Em uma genitália aparentemente masculina, há três características mais importantes de anormalidade: o pênis pequeno, a hipospádia (abertura do canal da urina abaixo da ponta do órgão genital) e os testículos não aparentes. Quando a genitália é aparentemente feminina, as principais alterações são: clitóris aumentado; grandes lábios fechados, como se formassem uma bolsa escrotal; e excesso de massa na região inferior da virilha, o que pode gerar ambiguidade ao aparentar um testículo.

Diagnóstico
A investigação médica, explica o pediatra Gil Guerra Júnior, começa com a avaliação clínica e os exames hormonais e citogenético (cariótipo), que geralmente são suficientes para a definição do sexo de uma pessoa. “Se necessário, realizamos cirurgias diagnósticas para observar a genitália internamente: se há útero, ovário, um duto diferente, testículos etc. Mais raramente, recorremos a biópsias para análise histológica. Com esses exames, chegamos a um diagnóstico preciso em mais de 90% dos casos e, por vezes, confirmamos com outros exames mais sofisticados, como os moleculares”, detalha o coordenador do estudo.

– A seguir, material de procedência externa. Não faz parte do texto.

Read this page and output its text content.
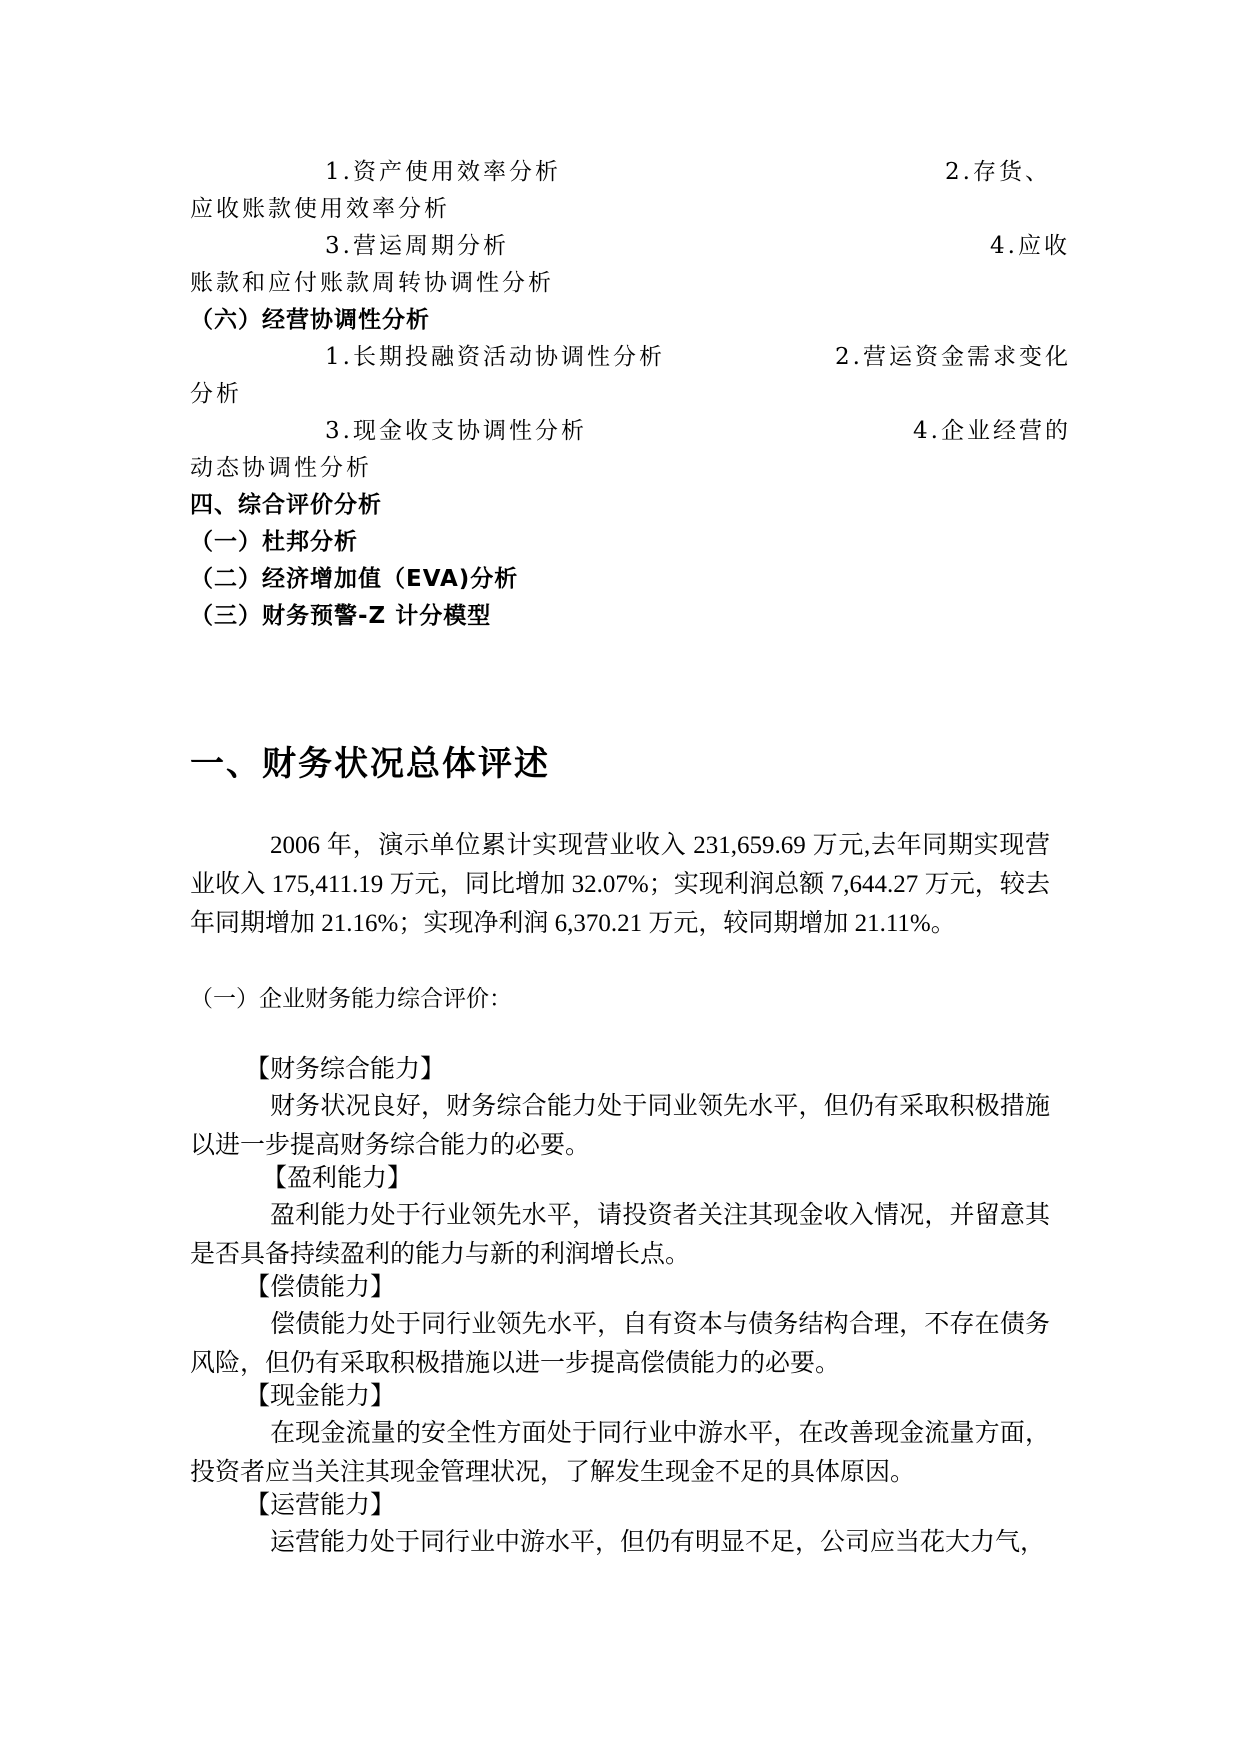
1.资产使用效率分析	2.存货、
应收账款使用效率分析
3.营运周期分析	4.应收
账款和应付账款周转协调性分析
（六）经营协调性分析
1.长期投融资活动协调性分析	2.营运资金需求变化
分析
3.现金收支协调性分析	4.企业经营的
动态协调性分析
四、综合评价分析
（一）杜邦分析
（二）经济增加值（EVA)分析
（三）财务预警-Z 计分模型
一、财务状况总体评述
2006 年，演示单位累计实现营业收入 231,659.69 万元,去年同期实现营业收入 175,411.19 万元，同比增加 32.07%；实现利润总额 7,644.27 万元，较去年同期增加 21.16%；实现净利润 6,370.21 万元，较同期增加 21.11%。
（一）企业财务能力综合评价：
【财务综合能力】
财务状况良好，财务综合能力处于同业领先水平，但仍有采取积极措施以进一步提高财务综合能力的必要。
【盈利能力】
盈利能力处于行业领先水平，请投资者关注其现金收入情况，并留意其是否具备持续盈利的能力与新的利润增长点。
【偿债能力】
偿债能力处于同行业领先水平，自有资本与债务结构合理，不存在债务风险，但仍有采取积极措施以进一步提高偿债能力的必要。
【现金能力】
在现金流量的安全性方面处于同行业中游水平，在改善现金流量方面，投资者应当关注其现金管理状况，了解发生现金不足的具体原因。
【运营能力】
运营能力处于同行业中游水平，但仍有明显不足，公司应当花大力气，
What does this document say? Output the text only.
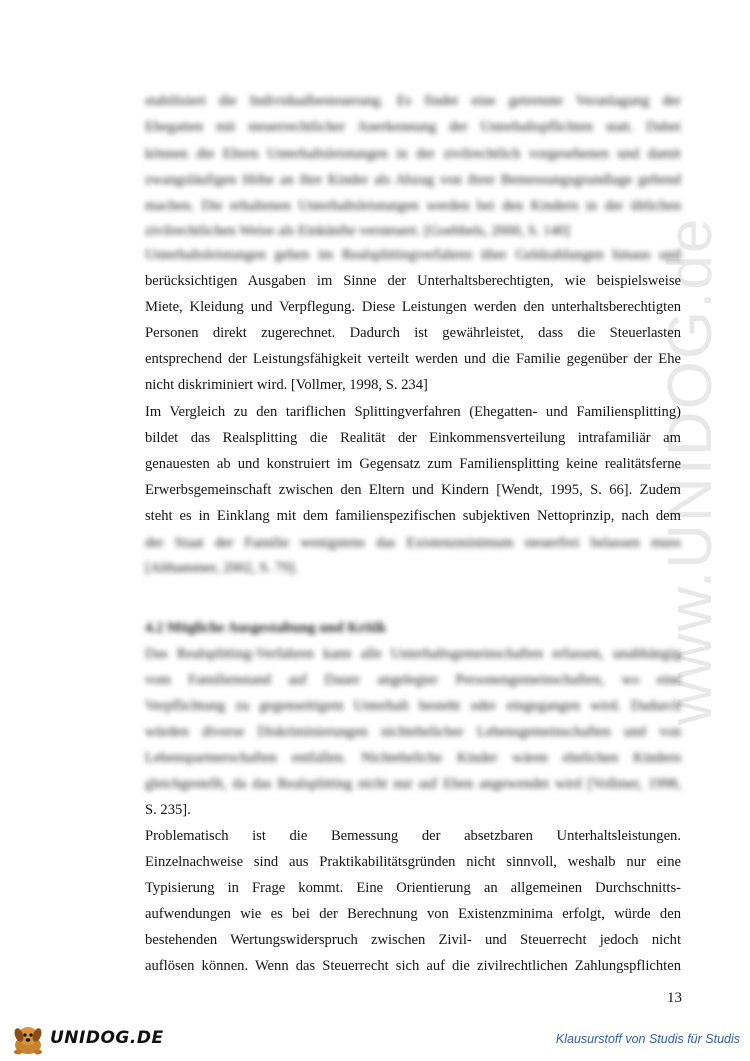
www.UNIDOG.de
stabilisiert die Individualbesteuerung. Es findet eine getrennte Veranlagung der
Ehegatten mit steuerrechtlicher Anerkennung der Unterhaltspflichten statt. Dabei
können die Eltern Unterhaltsleistungen in der zivilrechtlich vorgesehenen und damit
zwangsläufigen Höhe an ihre Kinder als Abzug von ihrer Bemessungsgrundlage geltend
machen. Die erhaltenen Unterhaltsleistungen werden bei den Kindern in der üblichen
zivilrechtlichen Weise als Einkünfte versteuert. [Goebbels, 2000, S. 140]
Unterhaltsleistungen gehen im Realsplittingverfahren über Geldzahlungen hinaus und
berücksichtigen Ausgaben im Sinne der Unterhaltsberechtigten, wie beispielsweise
Miete, Kleidung und Verpflegung. Diese Leistungen werden den unterhaltsberechtigten
Personen direkt zugerechnet. Dadurch ist gewährleistet, dass die Steuerlasten
entsprechend der Leistungsfähigkeit verteilt werden und die Familie gegenüber der Ehe
nicht diskriminiert wird. [Vollmer, 1998, S. 234]
Im Vergleich zu den tariflichen Splittingverfahren (Ehegatten- und Familiensplitting)
bildet das Realsplitting die Realität der Einkommensverteilung intrafamiliär am
genauesten ab und konstruiert im Gegensatz zum Familiensplitting keine realitätsferne
Erwerbsgemeinschaft zwischen den Eltern und Kindern [Wendt, 1995, S. 66]. Zudem
steht es in Einklang mit dem familienspezifischen subjektiven Nettoprinzip, nach dem
der Staat der Familie wenigstens das Existenzminimum steuerfrei belassen muss
[Althammer, 2002, S. 79].
4.2 Mögliche Ausgestaltung und Kritik
Das Realsplitting-Verfahren kann alle Unterhaltsgemeinschaften erfassen, unabhängig
vom Familienstand auf Dauer angelegter Personengemeinschaften, wo eine
Verpflichtung zu gegenseitigem Unterhalt besteht oder eingegangen wird. Dadurch
würden diverse Diskriminierungen nichtehelicher Lebensgemeinschaften und von
Lebenspartnerschaften entfallen. Nichteheliche Kinder wären ehelichen Kindern
gleichgestellt, da das Realsplitting nicht nur auf Ehen angewendet wird [Vollmer, 1998,
S. 235].
Problematisch ist die Bemessung der absetzbaren Unterhaltsleistungen.
Einzelnachweise sind aus Praktikabilitätsgründen nicht sinnvoll, weshalb nur eine
Typisierung in Frage kommt. Eine Orientierung an allgemeinen Durchschnitts-
aufwendungen wie es bei der Berechnung von Existenzminima erfolgt, würde den
bestehenden Wertungswiderspruch zwischen Zivil- und Steuerrecht jedoch nicht
auflösen können. Wenn das Steuerrecht sich auf die zivilrechtlichen Zahlungspflichten
13
UNIDOG.DE	Klausurstoff von Studis für Studis
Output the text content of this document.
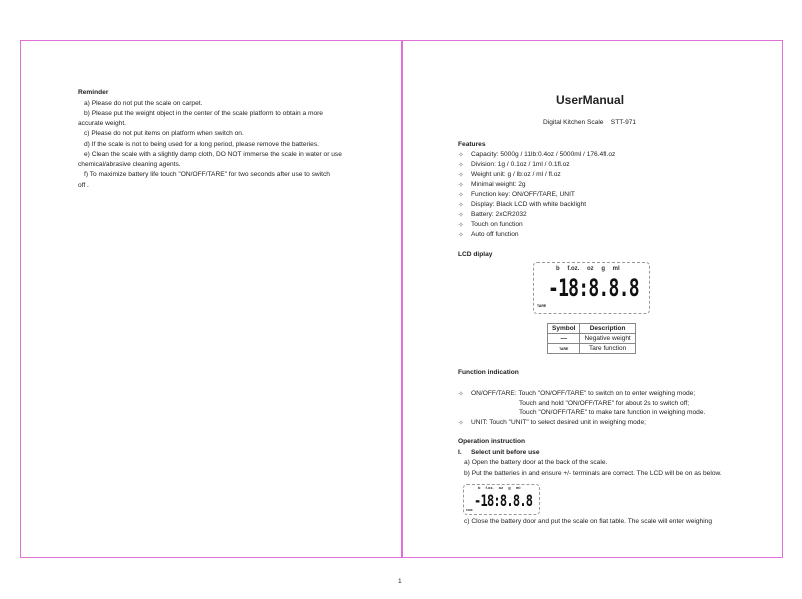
Reminder
a) Please do not put the scale on carpet.
b) Please put the weight object in the center of the scale platform to obtain a more
accurate weight.
c) Please do not put items on platform when switch on.
d) If the scale is not to being used for a long period, please remove the batteries.
e) Clean the scale with a slightly damp cloth, DO NOT immerse the scale in water or use
chemical/abrasive cleaning agents.
f) To maximize battery life touch "ON/OFF/TARE" for two seconds after use to switch
off .
UserManual
Digital Kitchen Scale    STT-971
Features
✧ Capacity: 5000g / 11lb:0.4oz / 5000ml / 176.4fl.oz
✧ Division: 1g / 0.1oz / 1ml / 0.1fl.oz
✧ Weight unit: g / lb:oz / ml / fl.oz
✧ Minimal weight: 2g
✧ Function key: ON/OFF/TARE, UNIT
✧ Display: Black LCD with white backlight
✧ Battery: 2xCR2032
✧ Touch on function
✧ Auto off function
LCD diplay
b f.oz. oz g ml
-18:8.8.8
TARE
Symbol	Description
—	Negative weight
TARE	Tare function
Function indication
✧ ON/OFF/TARE: Touch "ON/OFF/TARE" to switch on to enter weighing mode;
Touch and hold "ON/OFF/TARE" for about 2s to switch off;
Touch "ON/OFF/TARE" to make tare function in weighing mode.
✧ UNIT: Touch "UNIT" to select desired unit in weighing mode;
Operation instruction
I. Select unit before use
a) Open the battery door at the back of the scale.
b) Put the batteries in and ensure +/- terminals are correct. The LCD will be on as below.
b f.oz. oz g ml
-18:8.8.8
TARE
c) Close the battery door and put the scale on flat table. The scale will enter weighing
1
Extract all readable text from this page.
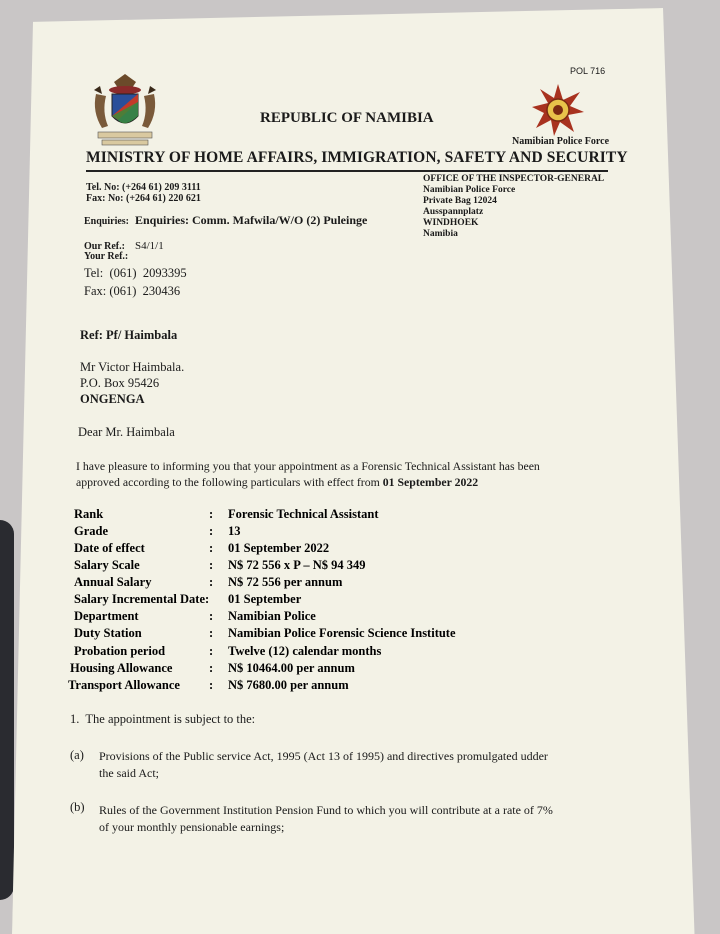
POL 716
REPUBLIC OF NAMIBIA
Namibian Police Force
MINISTRY OF HOME AFFAIRS, IMMIGRATION, SAFETY AND SECURITY
Tel. No: (+264 61) 209 3111
Fax: No: (+264 61) 220 621
OFFICE OF THE INSPECTOR-GENERAL
Namibian Police Force
Private Bag 12024
Ausspannplatz
WINDHOEK
Namibia
Enquiries: Enquiries: Comm. Mafwila/W/O (2) Puleinge
Our Ref.: S4/1/1
Your Ref.:
Tel:  (061)  2093395
Fax: (061)  230436
Ref: Pf/ Haimbala
Mr Victor Haimbala.
P.O. Box 95426
ONGENGA
Dear Mr. Haimbala
I have pleasure to informing you that your appointment as a Forensic Technical Assistant has been
approved according to the following particulars with effect from 01 September 2022
Rank	: Forensic Technical Assistant
Grade	: 13
Date of effect	: 01 September 2022
Salary Scale	: N$ 72 556 x P – N$ 94 349
Annual Salary	: N$ 72 556 per annum
Salary Incremental Date : 01 September
Department	: Namibian Police
Duty Station	: Namibian Police Forensic Science Institute
Probation period	: Twelve (12) calendar months
Housing Allowance	: N$ 10464.00 per annum
Transport Allowance : N$ 7680.00 per annum
1.  The appointment is subject to the:
(a) Provisions of the Public service Act, 1995 (Act 13 of 1995) and directives promulgated udder
the said Act;
(b) Rules of the Government Institution Pension Fund to which you will contribute at a rate of 7%
of your monthly pensionable earnings;
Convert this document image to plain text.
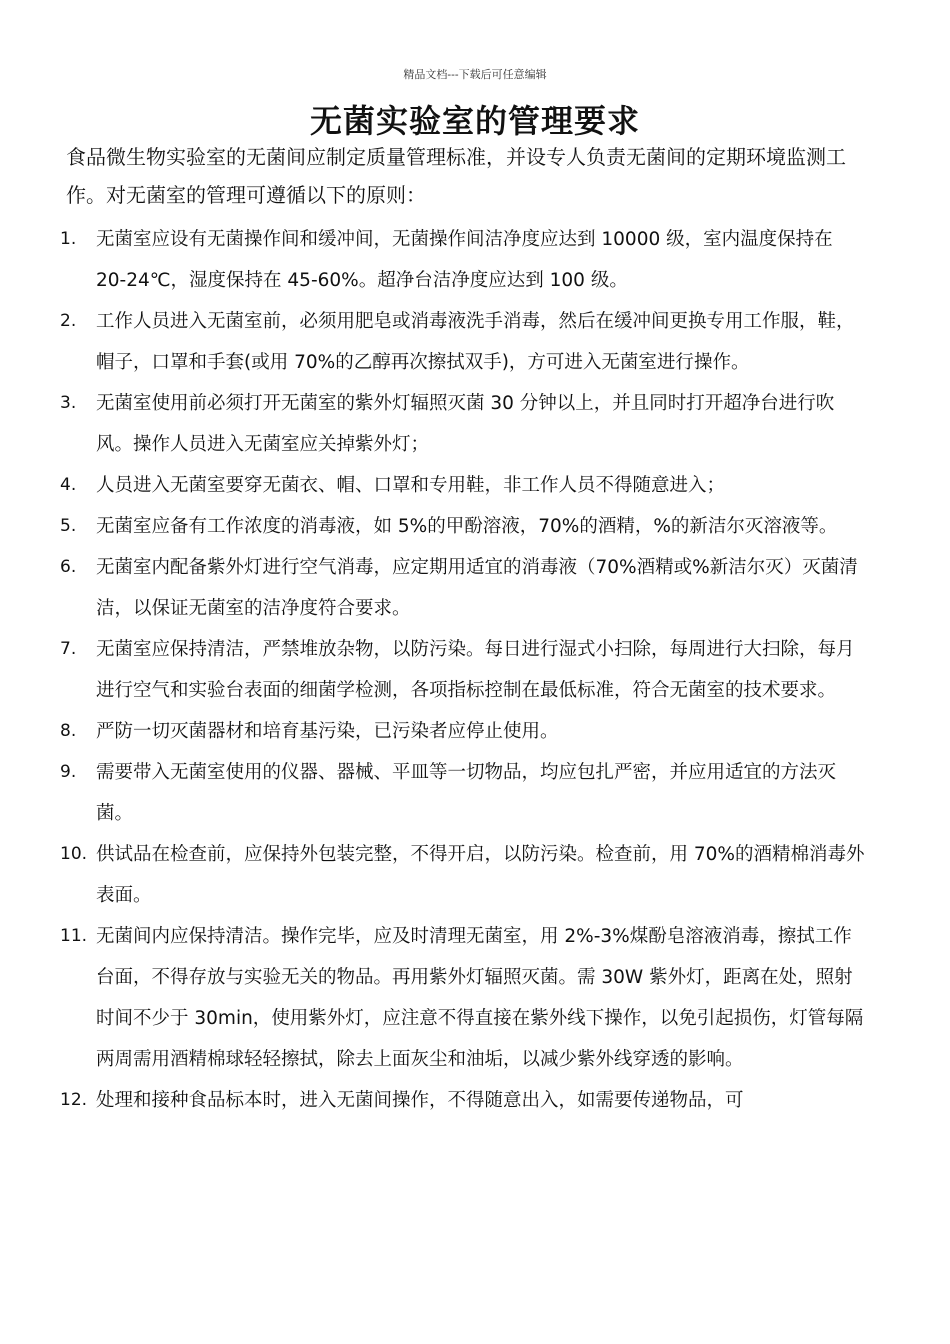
精品文档---下载后可任意编辑
无菌实验室的管理要求

食品微生物实验室的无菌间应制定质量管理标准，并设专人负责无菌间的定期环境监测工作。对无菌室的管理可遵循以下的原则：

1.	无菌室应设有无菌操作间和缓冲间，无菌操作间洁净度应达到 10000 级，室内温度保持在 20-24℃，湿度保持在 45-60%。超净台洁净度应达到 100 级。
2.	工作人员进入无菌室前，必须用肥皂或消毒液洗手消毒，然后在缓冲间更换专用工作服，鞋，帽子，口罩和手套(或用 70%的乙醇再次擦拭双手)，方可进入无菌室进行操作。
3.	无菌室使用前必须打开无菌室的紫外灯辐照灭菌 30 分钟以上，并且同时打开超净台进行吹风。操作人员进入无菌室应关掉紫外灯；
4.	人员进入无菌室要穿无菌衣、帽、口罩和专用鞋，非工作人员不得随意进入；
5.	无菌室应备有工作浓度的消毒液，如 5%的甲酚溶液，70%的酒精，%的新洁尔灭溶液等。
6.	无菌室内配备紫外灯进行空气消毒，应定期用适宜的消毒液（70%酒精或%新洁尔灭）灭菌清洁，以保证无菌室的洁净度符合要求。
7.	无菌室应保持清洁，严禁堆放杂物，以防污染。每日进行湿式小扫除，每周进行大扫除，每月进行空气和实验台表面的细菌学检测，各项指标控制在最低标准，符合无菌室的技术要求。
8.	严防一切灭菌器材和培育基污染，已污染者应停止使用。
9.	需要带入无菌室使用的仪器、器械、平皿等一切物品，均应包扎严密，并应用适宜的方法灭菌。
10. 供试品在检查前，应保持外包装完整，不得开启，以防污染。检查前，用 70%的酒精棉消毒外表面。
11. 无菌间内应保持清洁。操作完毕，应及时清理无菌室，用 2%-3%煤酚皂溶液消毒，擦拭工作台面，不得存放与实验无关的物品。再用紫外灯辐照灭菌。需 30W 紫外灯，距离在处，照射时间不少于 30min，使用紫外灯，应注意不得直接在紫外线下操作，以免引起损伤，灯管每隔两周需用酒精棉球轻轻擦拭，除去上面灰尘和油垢，以减少紫外线穿透的影响。
12. 处理和接种食品标本时，进入无菌间操作，不得随意出入，如需要传递物品，可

Com a confirmação do sexo da criança, é o momento da cirurgia, um procedimento complexo, principalmente para os meninos.“A dificuldade está em refazer o canal da urina para levar a abertura até a posição correta, o que pode exigir duas ou mais cirurgias. Sem isso, o menino não conseguirá urinar em pé e, mais tarde, virá a questão da condução do esperma na relação sexual”, diz Gil. Quando o pênis é pequeno, realiza-se um tratamento com reposição hormonal na infância para que o órgão chegue ao tamanho normal na puberdade. “Para a menina, a complexidade está em ampliar a vagina a fim de assegurar uma relação sexual adequada no futuro. Por vezes, é necessária nova abordagem na puberdade”, complementa.

O pediatra conta que a ambiguidade genital ainda é considerada pelos médicos uma doença rara, e que a pesquisa coordenada por ele ajuda a mudar esse cenário. “Um aspecto importante desse trabalho é mostrar ao pediatra, primeiro médico da criança, que a ambiguidade genital não é tão rara, bem como suas implicações. O pediatra deve tranquilizar a família, assegurando que aquela criança tem um sexo. Nunca dizer que ela não tem sexo ou que tem dois. E que, assim como, para os problemas do coração, por exemplo, para a ambiguidade genital, também existem exames e tratamento”, defende.